Starting next Thurs., June 30, from 6 p.m. to 8 p.m., the community is invited aboard the steamship Lilac at its new moorings at Pier 25 on the Tribeca waterfront near Harrison St. Built in 1933 as a lighthouse tender, the Lilac recently relocated from Pier 40, at West Houston St.

The first public event at the Lilac’s new location, an opening party will feature the photography exhibit “Waterways,” by Shelley Seccombe, a Westbeth resident of 41 years and a waterfront photographer. Two-dozen images of metropolitan area waterfronts, in color and black and white, will be on exhibition on the Lilac through the month of July.

The architecture of the old Hudson River piers with their texture and grit, the interiors of the abandoned pier sheds with their broken windows and incredible shafts of light, daredevil kids climbing on the ruins, pier denizens, then and now, are the subjects photographer Seccombe has been documenting.

Included in her images that span 38 years of Manhattan’s shoreline are dancers and gymnasts, musicians, contemplators, dog walkers and, more recently, baby strollers and children’s fun in the sprinklers at new playgrounds in the Hudson River Park.

Seccombe’s book “Lost Waterfront, The Decline and Rebirth of Manhattan’s Western Shore,” published in 2008, features 68 black-and-white and color photographs from her years documenting life at the water’s edge.

The Lilac show will also include some of her photography of distant U.S. waterways.

Seccombe began photographing the waterfront after she came home from her teaching job to find the neighborhood full of smoke from a tremendous fire on Pier 50 at Bethune St. and the West Side Highway. Taking photos by leaning out a neighbor’s sixth-floor window, she later realized she used the wrong film stock — indoor film; all the images were bluish.

“But, I learned,” she said.

“That fire marks the beginning of my intense interest in photographing the waterfront and, in fact, that fire resulted in the pier collapsing and being removed,” she said. “Nobody remembers Pier 50, but I have the pictures that prove it existed.”

After returning home from teaching music, she would go out with her camera and hang out on Pier 49, especially in the summer.
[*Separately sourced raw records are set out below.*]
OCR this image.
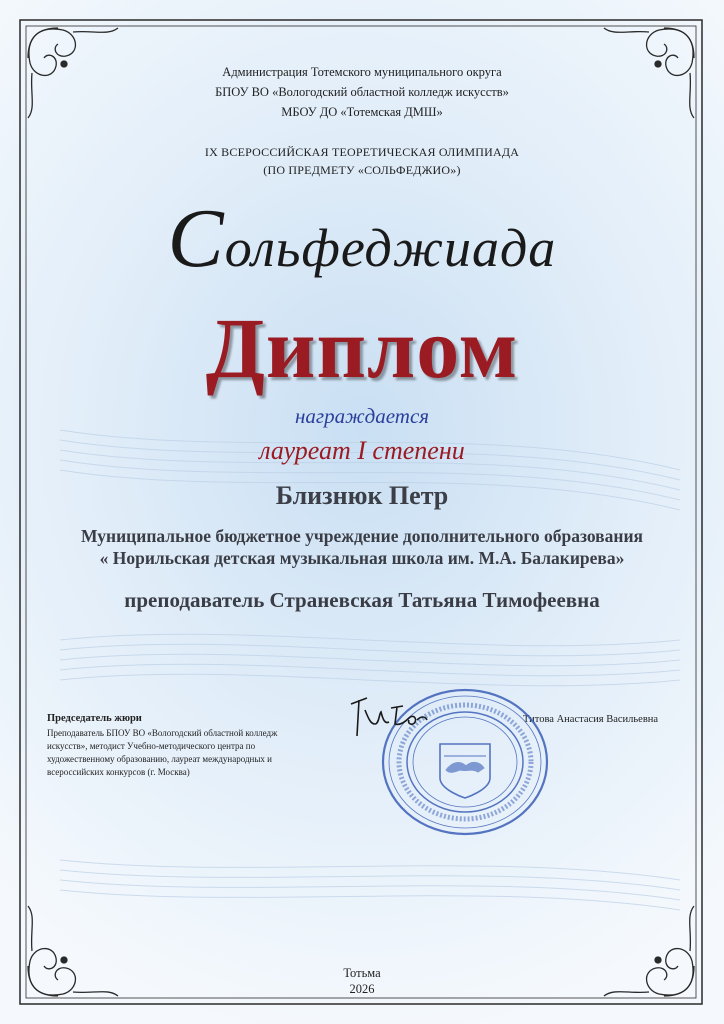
Администрация Тотемского муниципального округа
БПОУ ВО «Вологодский областной колледж искусств»
МБОУ ДО «Тотемская ДМШ»
IX ВСЕРОССИЙСКАЯ ТЕОРЕТИЧЕСКАЯ ОЛИМПИАДА
(ПО ПРЕДМЕТУ «СОЛЬФЕДЖИО»)
Сольфеджиада
Диплом
награждается
лауреат I степени
Близнюк Петр
Муниципальное бюджетное учреждение дополнительного образования
« Норильская детская музыкальная школа им. М.А. Балакирева»
преподаватель Страневская Татьяна Тимофеевна
Председатель жюри
Преподаватель БПОУ ВО «Вологодский областной колледж искусств», методист Учебно-методического центра по художественному образованию, лауреат международных и всероссийских конкурсов (г. Москва)
Титова Анастасия Васильевна
Тотьма
2026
“People would go to watch the sunset. There was a nice breeze, and I became aware of the movements of the tugboats, shifting around the scows to form tows,” she recalled.

The main commercial activity then was the shipping of trap rock — gravel for construction.

Her photos started piling up, and decades later, Seccombe realized she had a body of work. In the interim she had left music for a career in photography.

In 2004 when Friends of Hudson River Park searched for photographs of the old waterfront, she supplied them. In 2006, for a year, her photographs were on exhibit at the South Street Seaport Museum. Her ongoing collaboration with the Friends resulted in the publication of “Lost Waterfront.”

The Lilac was built to carry supplies to lighthouses and served the U.S. Coast Guard until 1972. Never converted from steam to diesel, she was one of the last working steam-powered ships in the Coast Guard’s fleet when she was decommissioned.

Mary Habstritt, vice president of the Lilac Preservation Project, said their goal goes beyond the boat itself — as she put it: “To not just restore the ship, but have educational programs related to maritime history.”

The Lilac is the first of the three historic ships to take up residence on Pier 25. Set to join it are the 1907 tug Pegasus and the pre-Civil War replica Clipper City, built in 1983, an “extreme clipper,” a cargo ship designed for speed.

The Lilac is open to the public Wednesdays, Fridays and Saturdays, from noon to 5 p.m., through July. Seccombe’s “Waterways” exhibit will run through Fri., July 29, when there will be a closing reception from 5:30 p.m. to 7:30 p.m. during the Historic Ship Festival.